Он знал. Он смотрел финальное выступление. Более того, помнил время самой быстрой. Немки из Шварцвальда. И подумать только, мои предыдущие результаты были лучше, чем у неё. Я поплакала с горя и от злости на свою незавидную судьбу, которая всегда сталкивает меня в яму.
— Не плачь, всё образуется, — утешал меня Мишель.
— Мне уже не подняться. Урсын меня уничтожит!
Отозвался молчавший во время нашего разговора Андрэ Констан, который до этого момента только внимательно слушал всё то, что ему переводил Мишель.

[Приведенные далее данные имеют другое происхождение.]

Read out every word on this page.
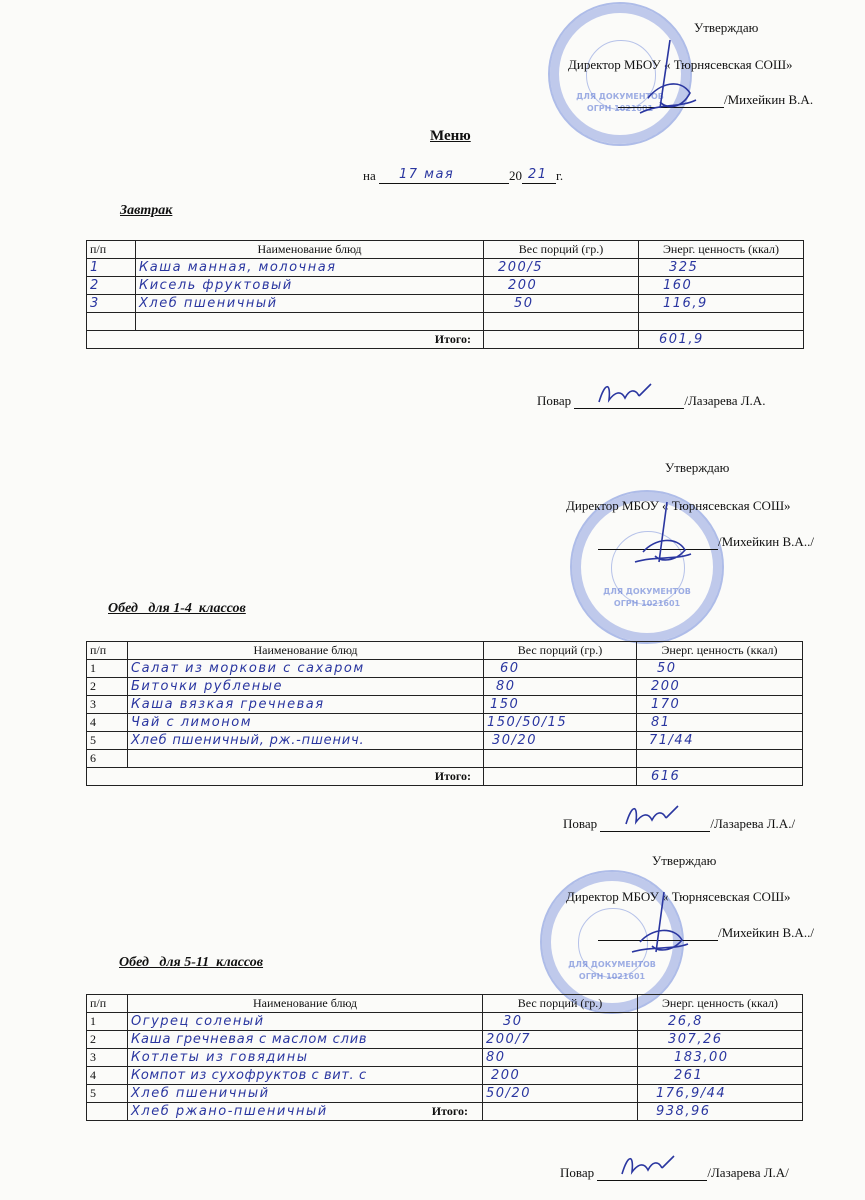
ДЛЯ ДОКУМЕНТОВ
ОГРН 1021601
ДЛЯ ДОКУМЕНТОВ
ОГРН 1021601
ДЛЯ ДОКУМЕНТОВ
ОГРН 1021601
Утверждаю
Директор МБОУ « Тюрнясевская СОШ»
/Михейкин В.А.
Меню
на 17 мая	20 21 г.
Завтрак
п/п	Наименование блюд	Вес порций (гр.)	Энерг. ценность (ккал)
1	Каша манная, молочная	200/5	325
2	Кисель фруктовый	200	160
3	Хлеб пшеничный	50	116,9

Итого:			601,9
Повар	/Лазарева Л.А.
Утверждаю
Директор МБОУ « Тюрнясевская СОШ»
/Михейкин В.А../
Обед   для 1-4  классов
п/п	Наименование блюд	Вес порций (гр.)	Энерг. ценность (ккал)
1	Салат из моркови с сахаром	60	50
2	Биточки рубленые	80	200
3	Каша вязкая гречневая	150	170
4	Чай с лимоном	150/50/15	81
5	Хлеб пшеничный, рж.-пшенич.	30/20	71/44
6			
Итого:			616
Повар	/Лазарева Л.А./
Утверждаю
Директор МБОУ « Тюрнясевская СОШ»
/Михейкин В.А../
Обед   для 5-11  классов
п/п	Наименование блюд	Вес порций (гр.)	Энерг. ценность (ккал)
1	Огурец соленый	30	26,8
2	Каша гречневая с маслом слив	200/7	307,26
3	Котлеты из говядины	80	183,00
4	Компот из сухофруктов с вит. с	200	261
5	Хлеб пшеничный	50/20	176,9/44
	Хлеб ржано-пшеничный Итого:		938,96
Повар	/Лазарева Л.А/
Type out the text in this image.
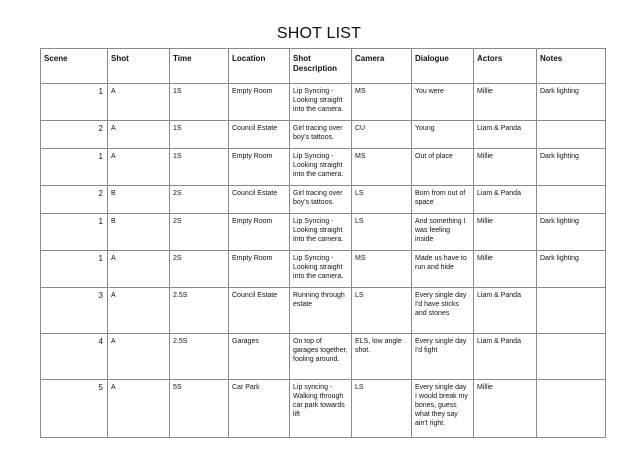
SHOT LIST
Scene	Shot	Time	Location	Shot Description	Camera	Dialogue	Actors	Notes
1	A	1S	Empty Room	Lip Syncing - Looking straight into the camera.	MS	You were	Millie	Dark lighting
2	A	1S	Council Estate	Girl tracing over boy's tattoos.	CU	Young	Liam & Panda	
1	A	1S	Empty Room	Lip Syncing - Looking straight into the camera.	MS	Out of place	Millie	Dark lighting
2	B	2S	Council Estate	Girl tracing over boy's tattoos.	LS	Born from out of space	Liam & Panda	
1	B	2S	Empty Room	Lip Syncing - Looking straight into the camera.	LS	And something I was feeling inside	Millie	Dark lighting
1	A	2S	Empty Room	Lip Syncing - Looking straight into the camera.	MS	Made us have to run and hide	Millie	Dark lighting
3	A	2.5S	Council Estate	Running through estate	LS	Every single day I'd have sticks and stones	Liam & Panda	
4	A	2.5S	Garages	On top of garages together, fooling around.	ELS, low angle shot.	Every single day I'd fight	Liam & Panda	
5	A	5S	Car Park	Lip syncing - Walking through car park towards lift	LS	Every single day I would break my bones, guess what they say ain't right.	Millie	
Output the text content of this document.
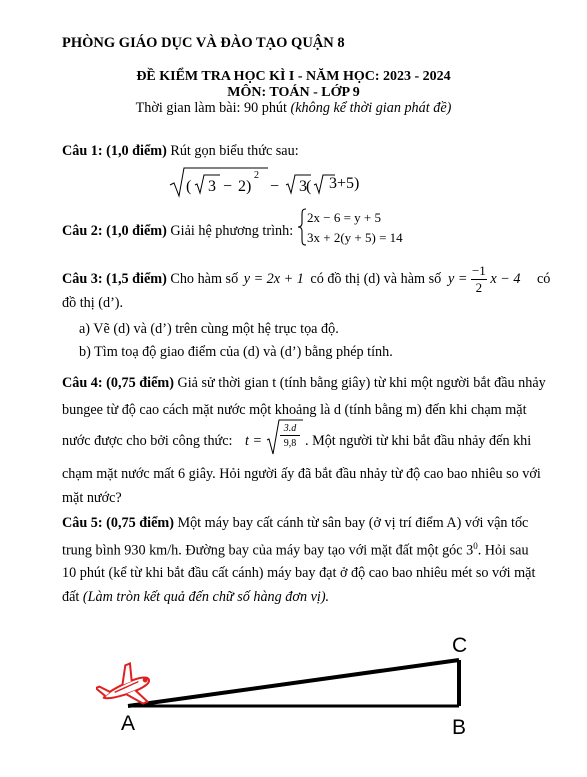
PHÒNG GIÁO DỤC VÀ ĐÀO TẠO QUẬN 8
ĐỀ KIỂM TRA HỌC KÌ I - NĂM HỌC: 2023 - 2024
MÔN: TOÁN - LỚP 9
Thời gian làm bài: 90 phút (không kể thời gian phát đề)
Câu 1: (1,0 điểm) Rút gọn biểu thức sau:
( 3 − 2)
2
− 3 ( 3+5)
Câu 2: (1,0 điểm) Giải hệ phương trình:
2x − 6 = y + 5
3x + 2(y + 5) = 14
Câu 3: (1,5 điểm) Cho hàm số y = 2x + 1 có đồ thị (d) và hàm số $y = \frac{-1}{2}$ x − 4 có
đồ thị (d’).
a) Vẽ (d) và (d’) trên cùng một hệ trục tọa độ.
b) Tìm toạ độ giao điểm của (d) và (d’) bằng phép tính.
Câu 4: (0,75 điểm) Giả sử thời gian t (tính bằng giây) từ khi một người bắt đầu nhảy
bungee từ độ cao cách mặt nước một khoảng là d (tính bằng m) đến khi chạm mặt
nước được cho bởi công thức: $t = \frac{3.d}{9,8}$ . Một người từ khi bắt đầu nhảy đến khi
chạm mặt nước mất 6 giây. Hỏi người ấy đã bắt đầu nhảy từ độ cao bao nhiêu so với
mặt nước?
Câu 5: (0,75 điểm) Một máy bay cất cánh từ sân bay (ở vị trí điểm A) với vận tốc
trung bình 930 km/h. Đường bay của máy bay tạo với mặt đất một góc $3^0$. Hỏi sau
10 phút (kể từ khi bắt đầu cất cánh) máy bay đạt ở độ cao bao nhiêu mét so với mặt
đất (Làm tròn kết quả đến chữ số hàng đơn vị).
A	B
C
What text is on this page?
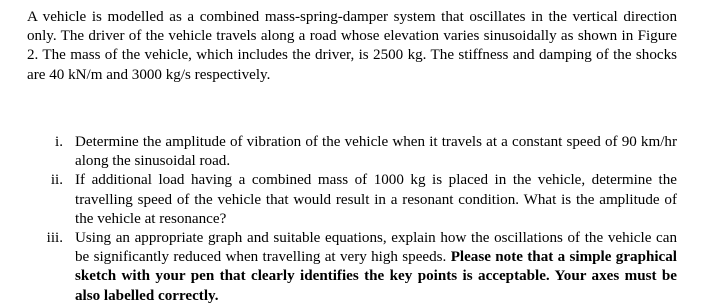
A vehicle is modelled as a combined mass-spring-damper system that oscillates in the vertical direction only. The driver of the vehicle travels along a road whose elevation varies sinusoidally as shown in Figure 2. The mass of the vehicle, which includes the driver, is 2500 kg. The stiffness and damping of the shocks are 40 kN/m and 3000 kg/s respectively.

i. Determine the amplitude of vibration of the vehicle when it travels at a constant speed of 90 km/hr along the sinusoidal road.
ii. If additional load having a combined mass of 1000 kg is placed in the vehicle, determine the travelling speed of the vehicle that would result in a resonant condition. What is the amplitude of the vehicle at resonance?
iii. Using an appropriate graph and suitable equations, explain how the oscillations of the vehicle can be significantly reduced when travelling at very high speeds. Please note that a simple graphical sketch with your pen that clearly identifies the key points is acceptable. Your axes must be also labelled correctly.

— Господин Констан интересуется, какие последствия влечёт за собой поражение на международных соревнованиях.
— Не знаю, но мне конец, — вне себя от страха перед неизбежностью наказания, я не обратила внимания на тональность странного вопроса; не пришло мне также в голову задуматься, не перечеркнула ли контузия мою спортивную карьеру раз навсегда.
— Зачем ты вышла из гостиницы?
— Посмотреть на Английский бульвар и на море.
— Одна, не зная ни города, ни языка, без паспорта и без денег?
Я молчала. Правды не могла сказать; даже если не считать личностных затруднений, она была бы слишком дурацкой.
Урсын упаковал нас в пансионат, не выдал ни документов, ни карманных денег, запретил выходить, а сам уселся в приёмной под попугаем и стрекотал по‑французски с владелицей, попивая охлаждённое вино. Не заметил только Куклы, за которой приехал деятель и забрал в ближайшую кафешку.
Деятель остановился с кадровым составом спортсменов в лучшей гостинице, с кондиционерами и баром в подвале, хотя тоже далеко от пляжа и главного места прогулок. В «Аделаиде» поселили только нас, сироток.
Девушки это понимали и было им досадно. Вроде бы и такие же самые спортсмены, как те, но худшей категории. Отсутствие ломаного гроша при себе и заключение в «Аделаиде» тоже не внушали никому оптимизма, но мне было всё равно, потому что я и так должна была ждать на месте. Меня немного беспокоило, как Мартин обойдёт тренера, чтобы не засветить меня.
Девушки, покорившиеся судьбе, мылись, накручивали локоны, делали маникюр, а потом лежали по комнатам и может быть даже испытывали потребность поваляться в постелях после стольких месяцев интенсивных нагрузок. На следующий день Урсын назначил бассейн и лёгкий тренинг.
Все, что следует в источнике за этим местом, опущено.